Written during a holiday in Jamaica, ‘Bluebird’ continued the themes of personal emancipation explored by Paul McCartney on his 1968 song ‘Blackbird’.

McCartney used the flight of a bluebird as a metaphor for the power of love to set a person free from mental and physical constraints. Whereas ‘Blackbird’ had been written about the civil rights struggle in the United States, ‘Bluebird’ was more personal, and reflected his contentment with Linda McCartney and the stability after the dissolution of The Beatles’ business partnership.

Recording for ‘Bluebird’ began in Lagos, Nigeria, and the song was completed at George Martin’s AIR Studios in London.
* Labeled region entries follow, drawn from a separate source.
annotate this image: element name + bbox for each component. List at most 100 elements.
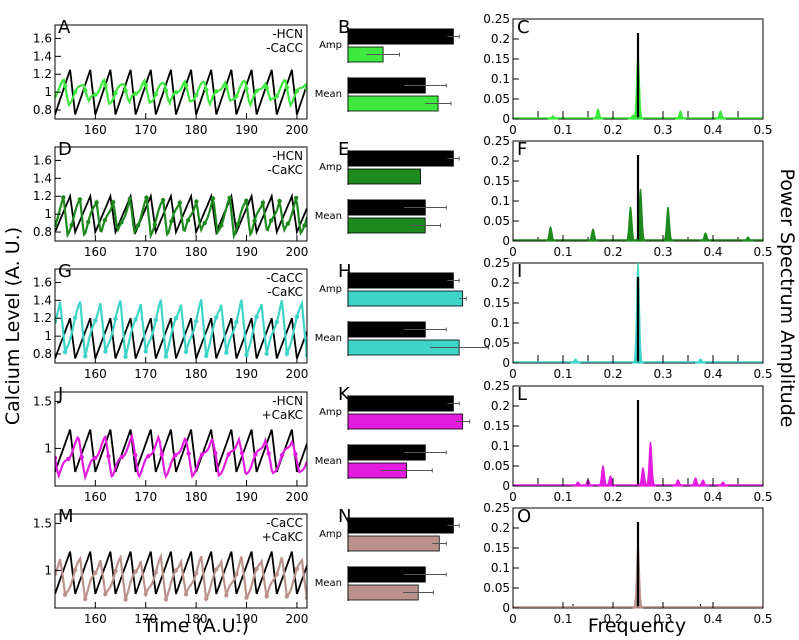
series-point-A (123, 88, 128, 93)
x-tick-label-L: 0.2 (603, 490, 622, 504)
series-point-G (163, 354, 169, 359)
y-tick-label-A: 0.8 (33, 103, 52, 117)
series-peak-L (697, 479, 709, 487)
x-tick-label-O: 0.4 (703, 612, 722, 626)
x-tick-label-D: 190 (235, 245, 258, 259)
series-point-A (193, 93, 199, 98)
x-tick-label-L: 0 (509, 490, 517, 504)
series-point-A (163, 88, 169, 93)
series-point-D (194, 199, 199, 204)
bar-category-label-E: Amp (319, 162, 342, 173)
x-tick-label-J: 190 (235, 490, 258, 504)
bar-category-label-K: Mean (315, 456, 342, 467)
panel-letter-G: G (58, 261, 72, 282)
series-point-G (214, 315, 219, 320)
panel-J-timeseries: 1 1.5 160 170 180 190 200 -HCN+CaKC J (33, 384, 308, 504)
y-tick-label-A: 1 (44, 85, 52, 99)
control-bar-N (347, 517, 454, 534)
x-tick-label-L: 0.3 (653, 490, 672, 504)
series-point-G (103, 349, 108, 354)
series-peak-F (662, 206, 674, 242)
y-tick-label-D: 1.6 (33, 153, 52, 167)
plot-area-D (55, 192, 307, 240)
y-tick-label-O: 0 (502, 601, 510, 615)
axes-frame-M (54, 513, 308, 609)
series-bar-K (347, 413, 464, 430)
panel-letter-E: E (338, 139, 349, 160)
series-point-G (224, 350, 229, 355)
bar-category-label-H: Amp (319, 284, 342, 295)
series-point-A (264, 85, 269, 90)
series-point-G (55, 319, 58, 324)
axes-frame-J (54, 391, 308, 487)
panel-D-timeseries: 0.8 1 1.2 1.4 1.6 160 170 180 190 200 -HCN-CaKC D (33, 139, 308, 259)
series-point-M (93, 570, 98, 576)
series-point-D (302, 223, 307, 228)
series-point-M (274, 572, 279, 577)
series-point-G (173, 316, 179, 321)
series-point-D (252, 218, 257, 224)
series-peak-I (570, 358, 581, 364)
series-peak-F (700, 232, 711, 242)
series-point-J (293, 451, 298, 457)
control-bar-K (347, 395, 454, 412)
series-point-D (152, 222, 157, 227)
panel-M-timeseries: 1 1.5 160 170 180 190 200 -CaCC+CaKC M (33, 506, 308, 626)
series-point-A (214, 89, 219, 94)
series-point-D (235, 221, 241, 227)
series-point-D (111, 199, 116, 205)
series-point-J (279, 452, 285, 458)
panel-K-bars: Amp Mean K (315, 384, 471, 479)
panel-letter-L: L (517, 384, 527, 405)
y-tick-label-C: 0.25 (483, 12, 510, 26)
series-point-D (169, 219, 174, 224)
y-tick-label-G: 1.4 (33, 293, 52, 307)
x-tick-label-M: 160 (84, 612, 107, 626)
panel-letter-O: O (517, 506, 531, 527)
x-tick-label-J: 170 (134, 490, 157, 504)
plot-area-G (55, 299, 307, 359)
series-point-D (269, 218, 274, 223)
series-bar-E (347, 168, 421, 185)
series-point-D (227, 195, 232, 200)
series-point-M (234, 572, 239, 577)
y-tick-label-I: 0 (502, 356, 510, 370)
series-point-A (254, 88, 259, 94)
x-axis-label-frequency: Frequency (588, 615, 686, 637)
series-point-G (284, 351, 290, 356)
series-point-M (294, 566, 300, 572)
series-point-J (106, 454, 111, 459)
series-peak-F (635, 188, 646, 242)
series-point-D (277, 198, 282, 204)
y-tick-label-F: 0.15 (483, 174, 510, 188)
x-tick-label-J: 180 (185, 490, 208, 504)
series-point-J (253, 452, 258, 457)
x-tick-label-A: 200 (285, 123, 308, 137)
x-tick-label-I: 0.3 (653, 367, 672, 381)
x-axis-label-time: Time (A.U.) (142, 615, 249, 637)
x-tick-label-G: 200 (285, 367, 308, 381)
series-point-G (153, 317, 158, 323)
panel-letter-A: A (58, 17, 71, 38)
x-tick-label-C: 0.4 (703, 123, 722, 137)
series-point-M (62, 592, 68, 597)
y-tick-label-G: 1 (44, 329, 52, 343)
series-point-D (127, 196, 133, 202)
series-point-D (55, 222, 58, 228)
series-point-G (294, 314, 300, 320)
series-point-A (113, 90, 118, 96)
series-point-J (119, 454, 124, 460)
y-tick-label-I: 0.25 (483, 256, 510, 270)
series-point-A (93, 92, 98, 97)
legend-line-1-D: -HCN (272, 149, 303, 163)
series-point-A (83, 87, 88, 93)
plot-area-J (55, 429, 307, 482)
series-peak-F (545, 225, 556, 242)
y-tick-label-D: 1.4 (33, 171, 52, 185)
x-tick-label-A: 180 (185, 123, 208, 137)
series-point-A (133, 91, 138, 96)
y-tick-label-J: 1 (44, 441, 52, 455)
legend-line-2-D: -CaKC (267, 163, 303, 177)
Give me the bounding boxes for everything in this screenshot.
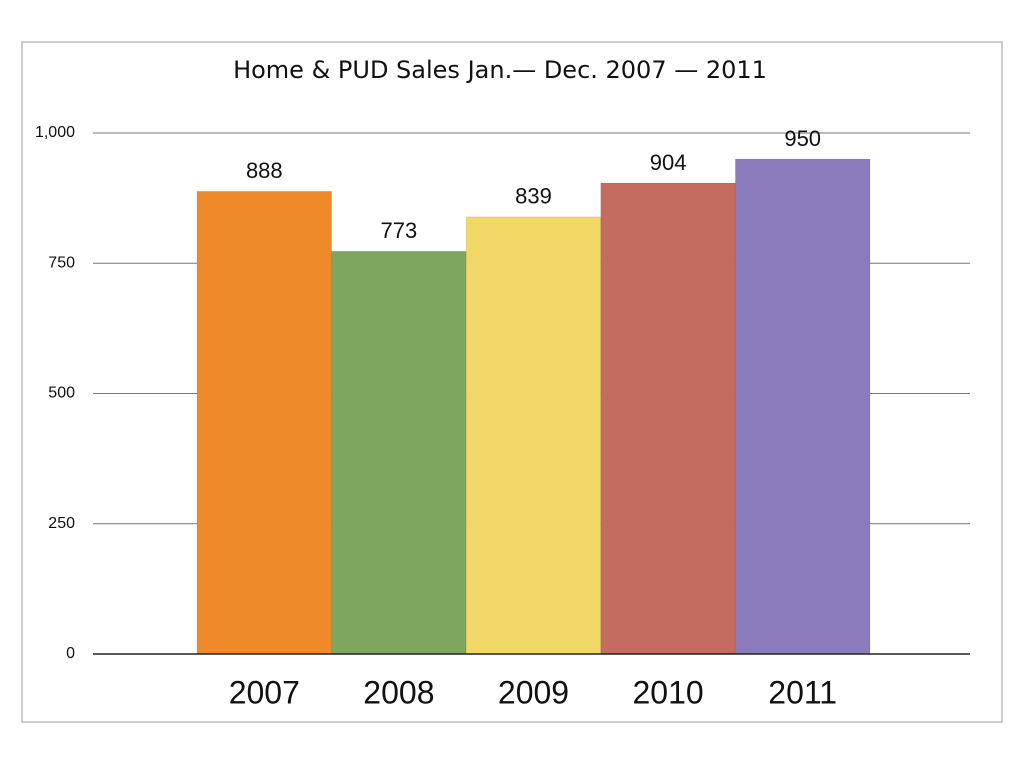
bar	[734, 158, 871, 655]
bar	[331, 250, 467, 655]
y-tick-label: 0	[66, 645, 75, 662]
x-tick-label: 2009	[498, 674, 569, 710]
x-tick-label: 2007	[229, 674, 300, 710]
chart-title: Home & PUD Sales Jan.— Dec. 2007 — 2011	[233, 56, 767, 84]
bar	[465, 216, 602, 655]
bar	[196, 190, 333, 655]
x-tick-label: 2010	[633, 674, 704, 710]
value-label: 839	[515, 184, 552, 209]
y-tick-label: 1,000	[35, 124, 75, 141]
value-label: 950	[784, 126, 821, 151]
value-label: 904	[650, 150, 687, 175]
value-label: 773	[381, 218, 418, 243]
x-tick-label: 2008	[363, 674, 434, 710]
value-label: 888	[246, 158, 283, 183]
y-tick-label: 500	[48, 385, 75, 402]
y-tick-label: 250	[48, 515, 75, 532]
x-tick-label: 2011	[768, 674, 837, 710]
y-tick-label: 750	[48, 254, 75, 271]
bar	[600, 182, 736, 655]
Coincidentally, the percussionist on the song was a Nigerian working in the English capital.

The only other musician on the album, other than the orchestra, is, funnily enough, African! We were gonna use African musicians, but when we were told we were about to pinch the music we thought ‘Well, up you, we’ll do it ourselves then, so there’s no question about it.’ Then we were back in London working at AIR Studios and this old friend from the past named Remi Kabaka turns up. And he’s from Lagos! He played on one of the tracks, he plays a bit of percussion on ‘Bluebird’, so he’s the only one who ended up doing anything on the album.
Paul McCartney
Paul McCartney In His Own Words, Paul Gambaccini

The other session musician on ‘Bluebird’ was saxophonist Howie Casey, who also performed on ‘Jet’ and ‘Mrs Vandebilt’. Casey was a former member of Liverpudlian band Derry And The Seniors, who The Beatles had known in their Cavern Club days.

‘Bluebird’ was the b-side of ‘Mrs Vandebilt’, a January 1974 single released in Australia and mainland Europe and Australia. The song was also performed by Wings throughout their 1975-76 tours.